Dans une récente sortie, Tounkara dénonce une loterie prisée de plus en plus par des mineurs, le pari sportif, en alertant sur les conséquences nuisibles de l’appât du gain facile. Ce n’est pas tant le contenu de son discours que l’agencement de sa pensée qui vient nous chercher, nous provoquer et, mieux, nous convaincre de sa force de persuasion. Il ne se complait pas dans la rhétorique habituelle de mollah pour faire peur et prédire la pénitence; il s’appuie sur des faits et gestes avant d’apprécier raisonnablement l’impact du phénomène sur les équilibres sociaux.
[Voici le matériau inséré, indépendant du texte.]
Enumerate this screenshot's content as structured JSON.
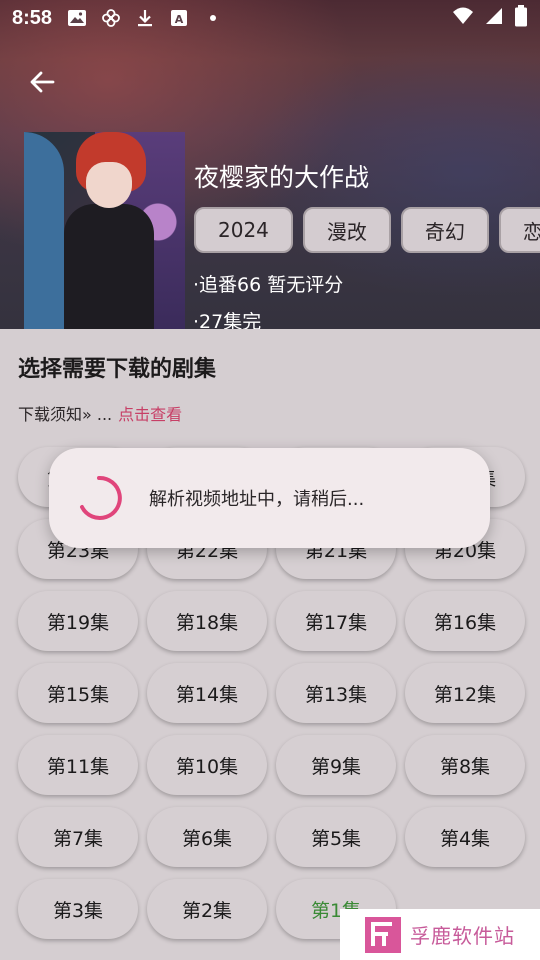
{
  "status_bar": {
    "time": "8:58",
    "icons": [
      "image-icon",
      "pinwheel-icon",
      "download-icon",
      "text-a-icon",
      "dot-icon"
    ],
    "right_icons": [
      "wifi-icon",
      "signal-icon",
      "battery-icon"
    ]
  },
  "header": {
    "back_icon": "arrow-left-icon",
    "title": "夜樱家的大作战",
    "tags": [
      "2024",
      "漫改",
      "奇幻",
      "恋"
    ],
    "meta_follow": "·追番66 暂无评分",
    "meta_episodes": "·27集完"
  },
  "sheet": {
    "title": "选择需要下载的剧集",
    "notice_text": "下载须知» ...",
    "notice_link": "点击查看",
    "episodes": [
      "第27集",
      "第26集",
      "第25集",
      "第24集",
      "第23集",
      "第22集",
      "第21集",
      "第20集",
      "第19集",
      "第18集",
      "第17集",
      "第16集",
      "第15集",
      "第14集",
      "第13集",
      "第12集",
      "第11集",
      "第10集",
      "第9集",
      "第8集",
      "第7集",
      "第6集",
      "第5集",
      "第4集",
      "第3集",
      "第2集",
      "第1集"
    ],
    "current_episode": "第1集"
  },
  "dialog": {
    "message": "解析视频地址中，请稍后..."
  },
  "watermark": {
    "text": "孚鹿软件站"
  },
  "colors": {
    "accent_pink": "#c73f66",
    "spinner": "#e0457b",
    "current_episode": "#3a8a35",
    "sheet_bg": "#d5ced1"
  }
}
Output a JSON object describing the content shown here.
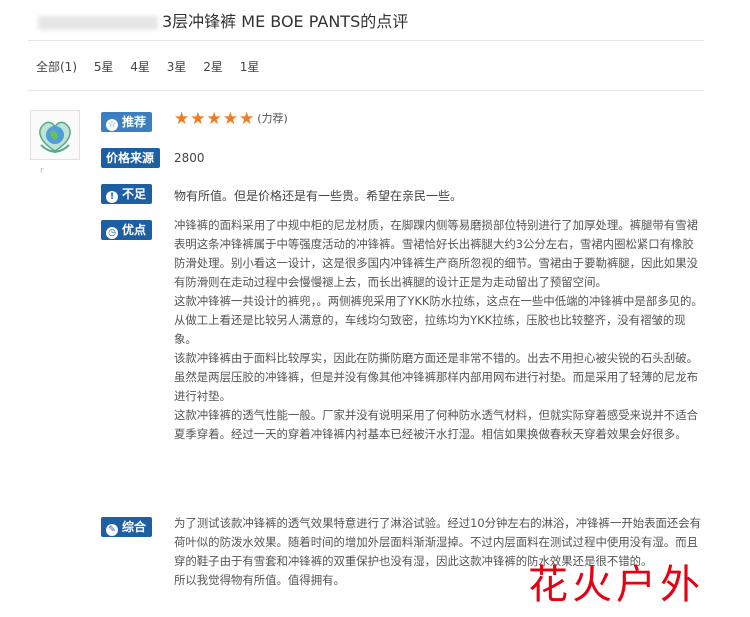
{
  "page": {
    "title": "3层冲锋裤 ME BOE PANTS的点评"
  },
  "filters": [
    {
      "label": "全部(1)"
    },
    {
      "label": "5星"
    },
    {
      "label": "4星"
    },
    {
      "label": "3星"
    },
    {
      "label": "2星"
    },
    {
      "label": "1星"
    }
  ],
  "review": {
    "user_name": "r",
    "recommend": {
      "label": "推荐",
      "rating": 5,
      "stars": "★★★★★",
      "note": "(力荐)"
    },
    "price_source": {
      "label": "价格来源",
      "value": "2800"
    },
    "cons": {
      "label": "不足",
      "text": "物有所值。但是价格还是有一些贵。希望在亲民一些。"
    },
    "pros": {
      "label": "优点",
      "paragraphs": [
        "冲锋裤的面料采用了中规中柜的尼龙材质，在脚踝内侧等易磨损部位特别进行了加厚处理。裤腿带有雪裙表明这条冲锋裤属于中等强度活动的冲锋裤。雪裙恰好长出裤腿大约3公分左右，雪裙内圈松紧口有橡胶防滑处理。别小看这一设计，这是很多国内冲锋裤生产商所忽视的细节。雪裙由于要勒裤腿，因此如果没有防滑则在走动过程中会慢慢褪上去，而长出裤腿的设计正是为走动留出了预留空间。",
        "这款冲锋裤一共设计的裤兜，。两侧裤兜采用了YKK防水拉练，这点在一些中低端的冲锋裤中是部多见的。从做工上看还是比较另人满意的，车线均匀致密，拉练均为YKK拉练，压胶也比较整齐，没有褶皱的现象。",
        "该款冲锋裤由于面料比较厚实，因此在防撕防磨方面还是非常不错的。出去不用担心被尖锐的石头刮破。虽然是两层压胶的冲锋裤，但是并没有像其他冲锋裤那样内部用网布进行衬垫。而是采用了轻薄的尼龙布进行衬垫。",
        "这款冲锋裤的透气性能一般。厂家并没有说明采用了何种防水透气材料，但就实际穿着感受来说并不适合夏季穿着。经过一天的穿着冲锋裤内衬基本已经被汗水打湿。相信如果换做春秋天穿着效果会好很多。"
      ]
    },
    "summary": {
      "label": "综合",
      "paragraphs": [
        "为了测试该款冲锋裤的透气效果特意进行了淋浴试验。经过10分钟左右的淋浴，冲锋裤一开始表面还会有荷叶似的防泼水效果。随着时间的增加外层面料渐渐湿掉。不过内层面料在测试过程中使用没有湿。而且穿的鞋子由于有雪套和冲锋裤的双重保护也没有湿，因此这款冲锋裤的防水效果还是很不错的。",
        "所以我觉得物有所值。值得拥有。"
      ]
    }
  },
  "watermark": "花火户外",
  "colors": {
    "badge_blue": "#3b7fc0",
    "badge_dark": "#1d5fa3",
    "star_orange": "#f07c1f",
    "watermark_red": "#e50012"
  }
}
Plus de prédicateurs en verve, toujours davantage de sermons perçants, et pas encore à bout de la dépravation supposée des mœurs. Nos grands-mères savaient à peine réciter la Fatiha et, pourtant elles étaient beaucoup plus trempées dans les valeurs aujourd’hui assimilées islamiques à tort. Ce qui a changé, c’est davantage les gens que les circonstances. La rhétorique des craintes insufflées ne suffisent plus à fléchir nos esprits expansifs, autrefois maniaques des suites d’actes isolés, aujourd’hui attentifs aux sens de toute action.
Tounkara, de son nom de croyant branché, use de l’intérêt partagé des significations immédiates pour attester de la nocivité sociale du jeu de hasard. Inspiré de convictions moralisantes, il s’improvise tout de même rationnel dans sa démarche. Le focus change tout le cheminement : il ne s’agit plus de professer l’inébranlable prescription, mais de démontrer l’inéluctable ravage qu’implique le projet affairiste du pari sportif.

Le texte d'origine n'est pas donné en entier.